To find out more about the risks involved in booking a holiday right now – and what might happen between now and summer 2021 – we spoke to two travel experts to get their advice. Here’s what they had to say. 

What risks are involved with booking a holiday abroad in summer 2021?

“While there is optimism in the air, there are some elements of travel that seem to be playing on people’s minds,” explains Kate Hopcraft, EMEA director of public relations at KAYAK. “In our survey, the number one concern travellers highlighted for 2021 is that restrictions will change in the destination they are planning to visit (43%), followed by the worry they will lose money if their travel is cancelled at the last minute (16%).”

Although the situation will likely improve as more people get vaccinated, it seems these are still very valid concerns – especially when we’re facing a possible third lockdown should cases rise after Christmas.

“It’s important to remember that while the Covid-19 vaccine will hopefully be rolled out far and wide next year, our way of life over the next few months is still subject to change,” says Helen Chambers, head of travel insurance at MoneySuperMarket.

“Currently the FCDO advises against all but essential travel with only a handful of destinations available to Brits without quarantine restrictions being in place either on arrival or return. As we continue to navigate the coronavirus pandemic next year, it’s important to have adequate policy coverage for any trip to make sure you are protected should Government guidance change.

“Also make sure you are clear on the cover each policy offers in term of Covid cover. MoneySuperMarket has ensured all policies shown on its website offer medical and repatriation cover for anyone impacted by Covid-19 while travelling, with over 50 per cent of its partners providing more enhanced levels of cover. However, you should always read the full Ts and Cs of a policy before committing to a purchase, so you are clear on what is included.”

Alongside navigating the everchanging rules associated with the coronavirus pandemic, it’s also important to consider the impact that Brexit may have on your travel plans next year if you intend to go on holiday to an EU country – especially when it comes to travel insurance.

Chambers explains: “If Britain leaves the EU with ‘no deal’, Brits will no longer be offered cover under the EHIC scheme – protection that some people have previously relied on for any medical costs. If there is no reciprocal agreement in place with our European neighbours, it will be more important than ever to get cover.

“Moving out of the EHIC scheme will likely bring with it a double-digit growth in travel insurance premiums in 2021. However, if customers were to purchase an annual policy before the Brexit deadline of 31 December, there is a good chance they will make a saving vs purchasing a policy in the new year.”

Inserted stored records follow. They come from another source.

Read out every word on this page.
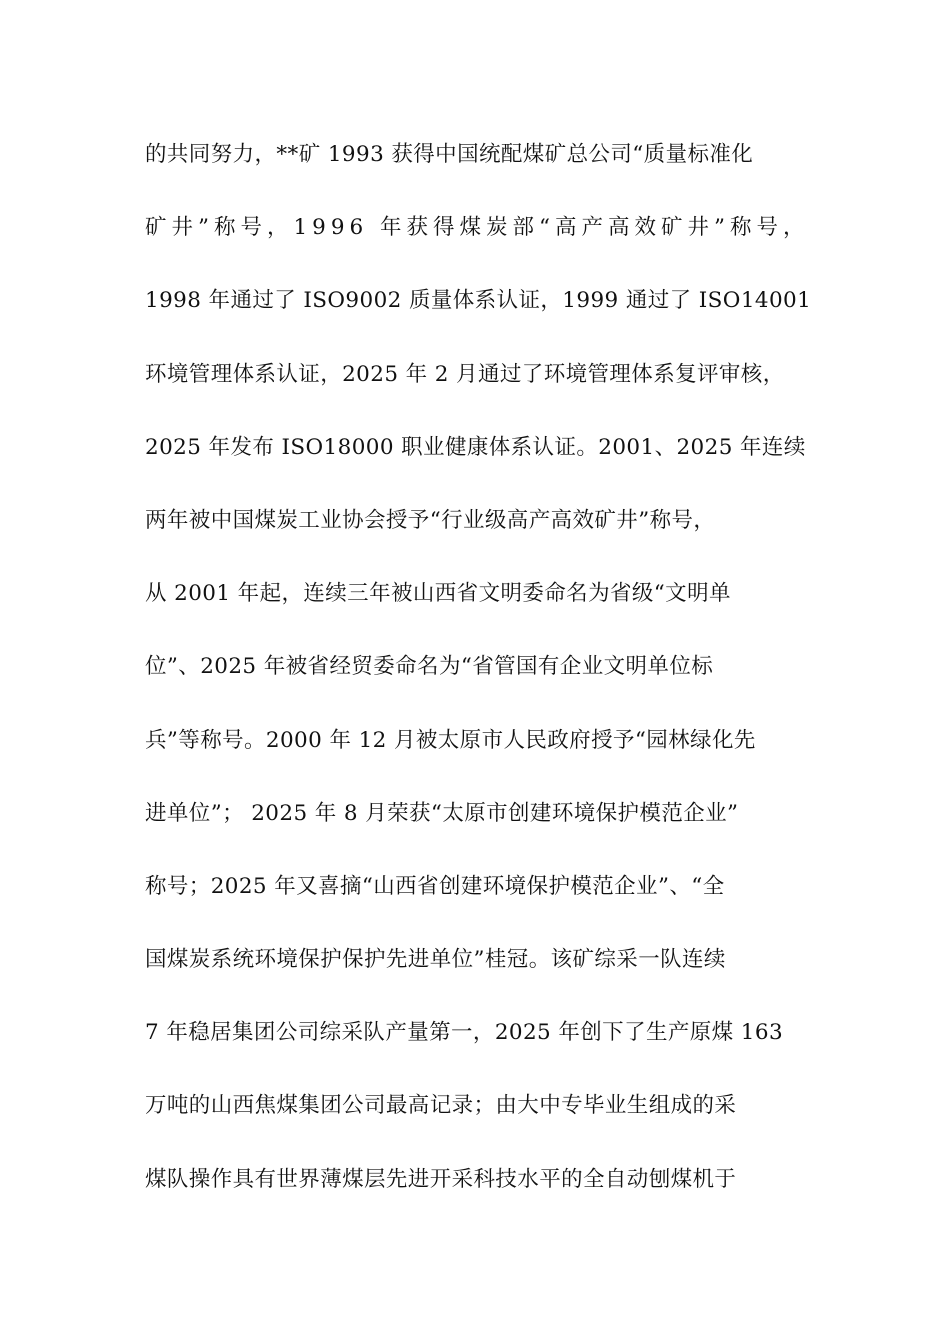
的共同努力，**矿 1993 获得中国统配煤矿总公司“质量标准化
矿井”称号，1996 年获得煤炭部“高产高效矿井”称号，
1998 年通过了 ISO9002 质量体系认证，1999 通过了 ISO14001
环境管理体系认证，2025 年 2 月通过了环境管理体系复评审核，
2025 年发布 ISO18000 职业健康体系认证。2001、2025 年连续
两年被中国煤炭工业协会授予“行业级高产高效矿井”称号，
从 2001 年起，连续三年被山西省文明委命名为省级“文明单
位”、2025 年被省经贸委命名为“省管国有企业文明单位标
兵”等称号。2000 年 12 月被太原市人民政府授予“园林绿化先
进单位”； 2025 年 8 月荣获“太原市创建环境保护模范企业”
称号；2025 年又喜摘“山西省创建环境保护模范企业”、“全
国煤炭系统环境保护保护先进单位”桂冠。该矿综采一队连续
7 年稳居集团公司综采队产量第一，2025 年创下了生产原煤 163
万吨的山西焦煤集团公司最高记录；由大中专毕业生组成的采
煤队操作具有世界薄煤层先进开采科技水平的全自动刨煤机于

If we decide to book, how can we mitigate some of the risks?

It’s clear that there is a lot of uncertainty when it comes to booking a holiday in summer 2021, and all travel plans will remain subject to change as countries across the world navigate the coronavirus pandemic. However, if you decide to book a trip, there are things you can do to protect yourself and your plans against some of the changes.

“To help ease some of the concern people are feeling, KAYAK has a range of tools to help people find a flight with a level of peace of mind,” says Hopcraft. “These include a flexible filter that enables travellers to sort flight search results by those providers offering free cancellations or waiving change fees, and a travel restrictions map that displays the current status for each country enabling users to quickly navigate and grasp what restrictions are applied to the destination.”

For those people looking to insure themselves and their trip, Chambers recommends checking the fine print to ensure you’re completely covered and checking the latest government guidance to ensure your insurance is still valid before you travel.

“Policies vary by provider and type, so it’s important you are familiar with and understand what your policy covers,” she says. “Some annual policies may not cover travel during the coronavirus pandemic so it’s important to speak with your provider before booking your trip.”

She continues: “As advice and the tier system changes, it’s important to continue following Government guidance on keeping safe as well as travel advice both in the UK and internationally. Government guidance at the point of travel may be subject to change and this can impact the amount of cover your policy offers.

“It’s important to take out a comprehensive policy at the time of booking to ensure you are covered against any cancellations or unexpected changes.”